I bassi, i vicoli, il serpeggiare della vita in una città che è cresciuta come un mondo a sé. Spesso malato, auto flagellato da un’ombra che ne fiancheggia il destino da tempo immemore. Camorra è il nuovo lavoro di Francesco Patierno, documentario con ritmo e potenza di un crime, ma al tempo stesso la vibrazione antologica del documentario d’archivio, genere al quale appartiene appieno pur shakerandone i contributi provenienti dalle Teche Rai con elementi nuovi e impattanti.
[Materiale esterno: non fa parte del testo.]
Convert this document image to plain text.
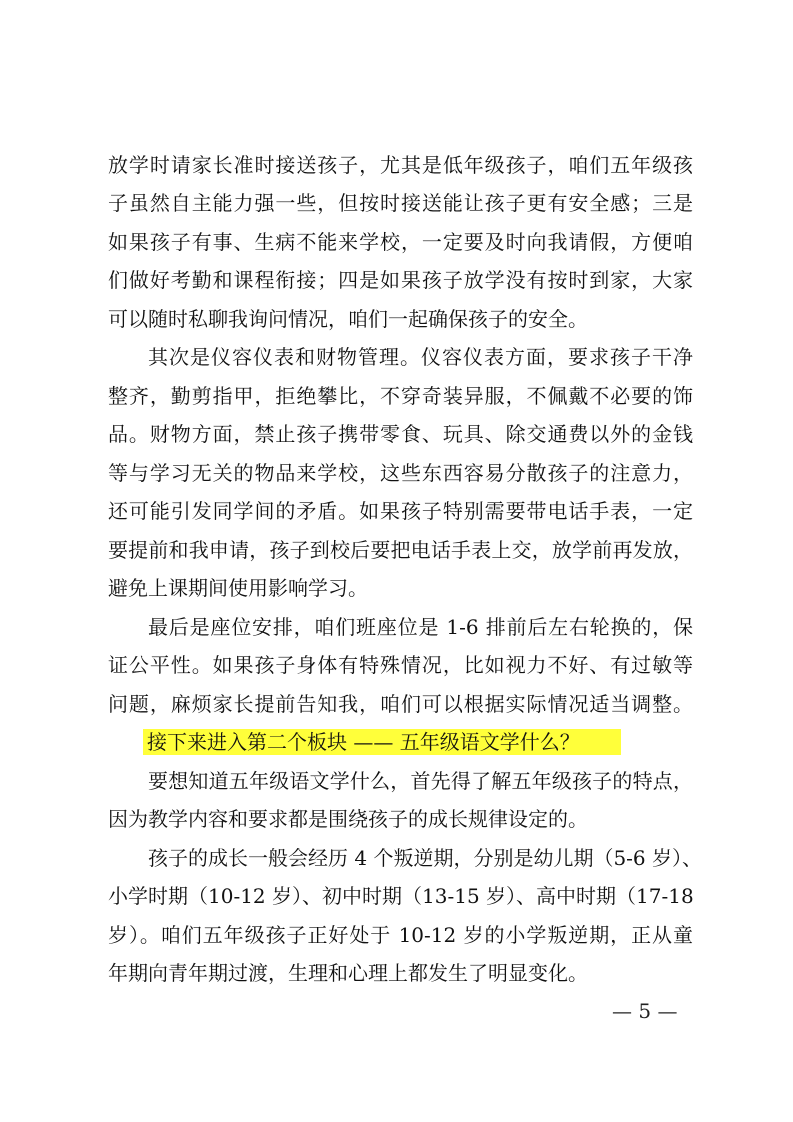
放学时请家长准时接送孩子，尤其是低年级孩子，咱们五年级孩
子虽然自主能力强一些，但按时接送能让孩子更有安全感；三是
如果孩子有事、生病不能来学校，一定要及时向我请假，方便咱
们做好考勤和课程衔接；四是如果孩子放学没有按时到家，大家
可以随时私聊我询问情况，咱们一起确保孩子的安全。
其次是仪容仪表和财物管理。仪容仪表方面，要求孩子干净
整齐，勤剪指甲，拒绝攀比，不穿奇装异服，不佩戴不必要的饰
品。财物方面，禁止孩子携带零食、玩具、除交通费以外的金钱
等与学习无关的物品来学校，这些东西容易分散孩子的注意力，
还可能引发同学间的矛盾。如果孩子特别需要带电话手表，一定
要提前和我申请，孩子到校后要把电话手表上交，放学前再发放，
避免上课期间使用影响学习。
最后是座位安排，咱们班座位是 1-6 排前后左右轮换的，保
证公平性。如果孩子身体有特殊情况，比如视力不好、有过敏等
问题，麻烦家长提前告知我，咱们可以根据实际情况适当调整。
接下来进入第二个板块 —— 五年级语文学什么？
要想知道五年级语文学什么，首先得了解五年级孩子的特点，
因为教学内容和要求都是围绕孩子的成长规律设定的。
孩子的成长一般会经历 4 个叛逆期，分别是幼儿期（5-6 岁）、
小学时期（10-12 岁）、初中时期（13-15 岁）、高中时期（17-18
岁）。咱们五年级孩子正好处于 10-12 岁的小学叛逆期，正从童
年期向青年期过渡，生理和心理上都发生了明显变化。
— 5 —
Intanto la voce narrante di Meg, ex-99 Posse, che punteggia il film con letture e modernizza le immagini in 4:3 (come le vecchie tv catodiche) con i suoi pezzi elettronici.
È stato presentato nella Selezione Ufficiale Sconfini, Fuori Concorso, della 75ª Mostra Internazionale d’Arte Cinematografica di Venezia e ci immerge in un’antologia breve sulla malavita organizzata di Napoli. Interviste di repertorio a giovanissimi scugnizzi dagli sguardi e i crimini adulti, i racconti di ordinario racket con tanto di giustiziati, il sistema delle ricetrasmittenti da un’auto all’altra per trasportare carichi di droga negli anni ‘70 e le canzonette sul giradischi utilizzate come segnali circondano lo spettatore in un’osservazione socio-antropologica che scava nell’ethos del popolo partenopeo per ricercare le origini anche storico-politiche dell’espansione camorristica. Allora si passa per il caso di Pupetta Marella, l’evoluzione della camorra a mafia, la potente indipendenza del nuovo sistema tessuto da Raffaele Cutolo negli anni ’70-’80 dal carcere, fino alle dichiarazioni di Antonio Gava, della Democrazia Cristiana, sul rapimento Cirillo.
Dal doc di Patierno emerge una figura apparentemente giocosa nella sua ostentata generosità per la sua gente, ma in perenne lotta contro i giudici delle aule bunker per schivare ogni accusa. Da quelle interviste Rai, sornione dietro le sbarre, Cutolo appare come una versione italiana dell’Escobar di Narcos. Gentile e affabile, battute in punta di fioretto quasi migliori del Ben Gazzarra che ne interpretò un personaggio letterario molto simile ne Il camorrista di Giuseppe Tornatore. È forse lui, Cutolo, la star del film. Più ombre che luci per la verità, ma la presenza del boss attualmente ancora agli arresti e neanche in buona salute, rende questo film veneziano ancora più pingue di contenuti che scottano comunque lo si guardi.
Patierno dosa e seleziona sapientemente un fiume di materiale d’archivio convogliandolo in un montaggio drammaturgicamente appassionante, lineare e ben equilibrato tra l’informare con le testimonianze dirette dell’epoca e l’intrattenere con moderne fusioni d’immagini e musiche elettroniche. È questo il quid che trasporta agilmente le fonti di Camorra attraverso il tempo consegnandoci il film come oggetto conoscitivo del passato, spiegazione del presente e monito sul futuro di una città piena di controsensi, miserie esaltate e nobiltà ferite.